A friend of mine with terminal cancer had his funeral party before he died!. He organised it and it was a great occasion. Everyone telling stories and jokes about him. We all enjoyed it. When it came to his actual funeral we found he had arranged it as a theme around his favourite hobby, cricket. Final innings etc.

Arranging your own funeral is a surprisingly positive thing to do! You can insist they sing all your favourite hymns although a whole generation will be there who haven’t a clue. You can imagine them trying to pretend…I like the idea of still having control. My Grandad said there were to be no flowers and no wailing women at his. He was a strong minded ex policeman, so we didn’t dare disobey!

Sad really that we have let old age and death become such miserable and taboo subjects. I love to imagine the gales of laughter in a care home if residents were encouraged to think of the most outrageous ideas for their funeral.


How much better to be able to chat to patients about both dying and funerals? Takes the fear away I find, begins to feel a natural part of life.. And like making a will and clearing your house, makes life easier for whoever has to cope with it.

We should do it  .





  1. April 2, 2017 / 9:29 am

    I’m going to have the band play Happy Days Are Here Again.

  2. April 2, 2017 / 12:13 pm

    So glad to read your post.
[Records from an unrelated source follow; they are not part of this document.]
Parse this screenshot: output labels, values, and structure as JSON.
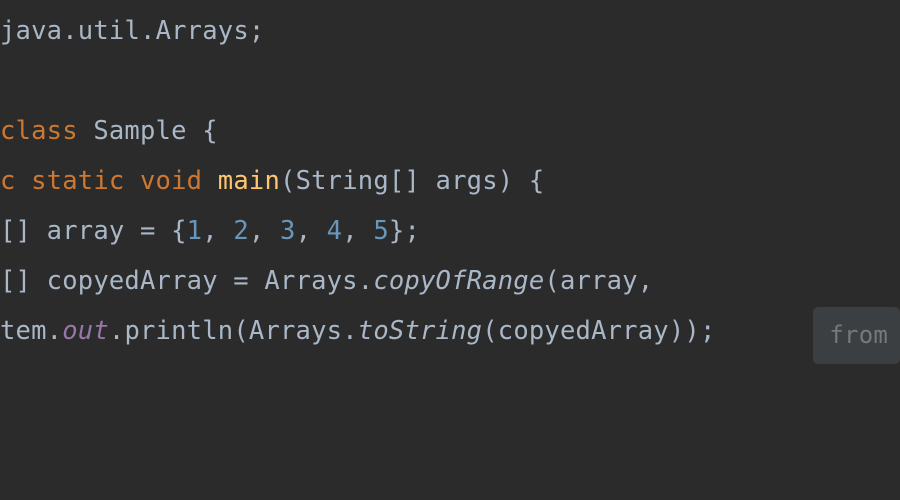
{
  "code": {
    "line1": {
      "pkg1": "java",
      "pkg2": "util",
      "pkg3": "Arrays"
    },
    "line3": {
      "kw_class": "class",
      "name": "Sample",
      "brace": " {"
    },
    "line4": {
      "mod1": "c ",
      "mod2": "static",
      "sp1": " ",
      "mod3": "void",
      "sp2": " ",
      "method": "main",
      "lp": "(",
      "ptype": "String[]",
      "sp3": " ",
      "pname": "args",
      "rp": ")",
      "brace": " {"
    },
    "line5": {
      "type": "[]",
      "sp1": " ",
      "var": "array",
      "eq": " = {",
      "n1": "1",
      "c1": ", ",
      "n2": "2",
      "c2": ", ",
      "n3": "3",
      "c3": ", ",
      "n4": "4",
      "c4": ", ",
      "n5": "5",
      "end": "};"
    },
    "line6": {
      "type": "[]",
      "sp1": " ",
      "var": "copyedArray",
      "eq": " = ",
      "cls": "Arrays",
      "dot": ".",
      "m": "copyOfRange",
      "lp": "(",
      "arg": "array",
      "c": ","
    },
    "line7": {
      "pre": "tem.",
      "out": "out",
      "dot": ".",
      "m1": "println",
      "lp": "(",
      "cls": "Arrays",
      "dot2": ".",
      "m2": "toString",
      "lp2": "(",
      "arg": "copyedArray",
      "end": "));"
    }
  },
  "hint": {
    "label": "from"
  }
}
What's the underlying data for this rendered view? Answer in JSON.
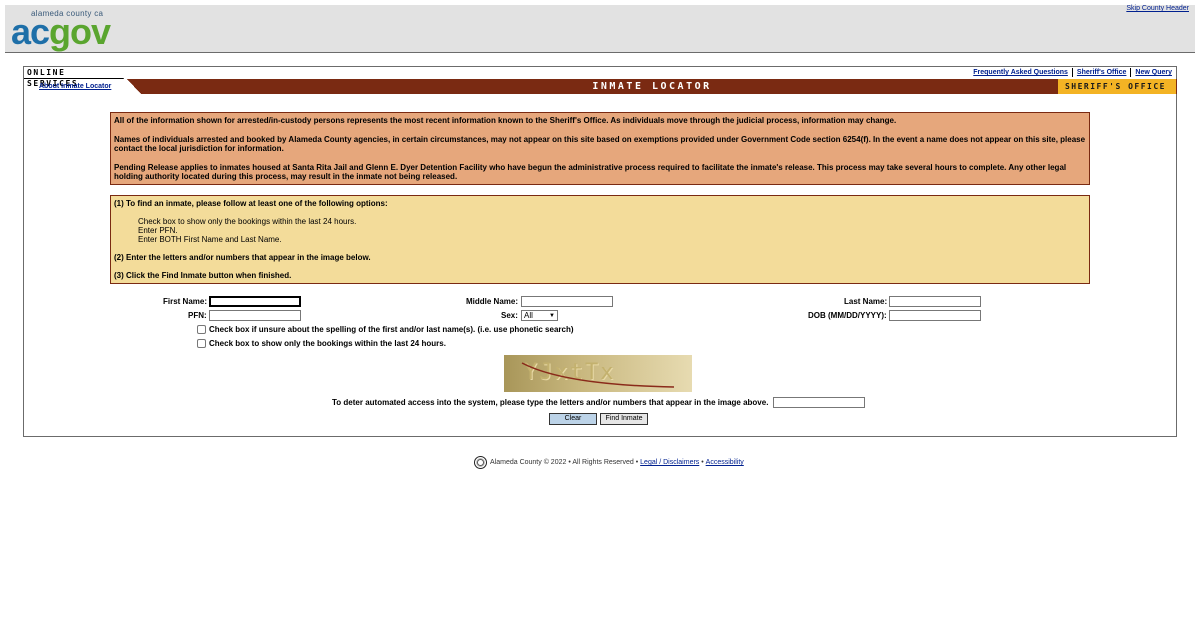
{
  "header": {
    "logo_small": "alameda county ca",
    "logo_ac": "ac",
    "logo_gov": "gov",
    "skip_link": "Skip County Header"
  },
  "nav": {
    "online_services": "ONLINE SERVICES",
    "about_link": "About Inmate Locator",
    "faq_link": "Frequently Asked Questions",
    "sheriff_link": "Sheriff's Office",
    "new_query_link": "New Query",
    "title": "INMATE LOCATOR",
    "sheriff_badge": "SHERIFF'S OFFICE"
  },
  "notice": {
    "p1": "All of the information shown for arrested/in-custody persons represents the most recent information known to the Sheriff's Office.  As individuals move through the judicial process, information may change.",
    "p2": "Names of individuals arrested and booked by Alameda County agencies, in certain circumstances, may not appear on this site based on exemptions provided under Government Code section 6254(f).  In the event a name does not appear on this site, please contact the local jurisdiction for information.",
    "p3": "Pending Release applies to inmates housed at Santa Rita Jail and Glenn E. Dyer Detention Facility who have begun the administrative process required to facilitate the inmate's release.  This process may take several hours to complete.  Any other legal holding authority located during this process, may result in the inmate not being released."
  },
  "instructions": {
    "step1": "(1) To find an inmate, please follow at least one of the following options:",
    "options": [
      "Check box to show only the bookings within the last 24 hours.",
      "Enter PFN.",
      "Enter BOTH First Name and Last Name."
    ],
    "step2": "(2) Enter the letters and/or numbers that appear in the image below.",
    "step3": "(3) Click the Find Inmate button when finished."
  },
  "form": {
    "first_name_label": "First Name:",
    "first_name_value": "",
    "middle_name_label": "Middle Name:",
    "middle_name_value": "",
    "last_name_label": "Last Name:",
    "last_name_value": "",
    "pfn_label": "PFN:",
    "pfn_value": "",
    "sex_label": "Sex:",
    "sex_selected": "All",
    "dob_label": "DOB (MM/DD/YYYY):",
    "dob_value": "",
    "phonetic_label": "Check box if unsure about the spelling of the first and/or last name(s). (i.e. use phonetic search)",
    "last24_label": "Check box to show only the bookings within the last 24 hours.",
    "captcha_text": "YJxtTx",
    "captcha_prompt": "To deter automated access into the system, please type the letters and/or numbers that appear in the image above.",
    "captcha_value": "",
    "clear_button": "Clear",
    "find_button": "Find Inmate"
  },
  "footer": {
    "copyright": "Alameda County © 2022 • All Rights Reserved •",
    "legal_link": "Legal / Disclaimers",
    "sep": "•",
    "accessibility_link": "Accessibility"
  },
  "colors": {
    "title_bar": "#7a2a12",
    "notice_bg": "#e6a77c",
    "instructions_bg": "#f3dc9a",
    "sheriff_badge": "#f3b324",
    "link": "#00208f"
  }
}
My 94 year old mom’s life is nearing its end but she wants to be very involved with her funeral. This week, we picked out photos to display, and even with failing eyesight, she told me which photos were appropriate and which to leave out. She even told her priest she wanted wine at the church after her service for a toast. And, of course, he will oblige. Chatting about these things does take away the fear—for both of us.

    • April 3, 2017 / 8:55 pm

      Lovely. Hope you enjoy it as well as being sad. And that it isnt too soon. Hugs to your mum.

  3. April 3, 2017 / 1:39 pm

    I loved your take on funerals—what a refreshing view! This is a great article, and I will share it on Twitter and Facebook today. Thanks!

  4. April 3, 2017 / 8:43 pm

    Glad you liked it. Thanks for sharing.
    It is part of my campaign to change the image of old age. Live it, enjoy it celebrate it!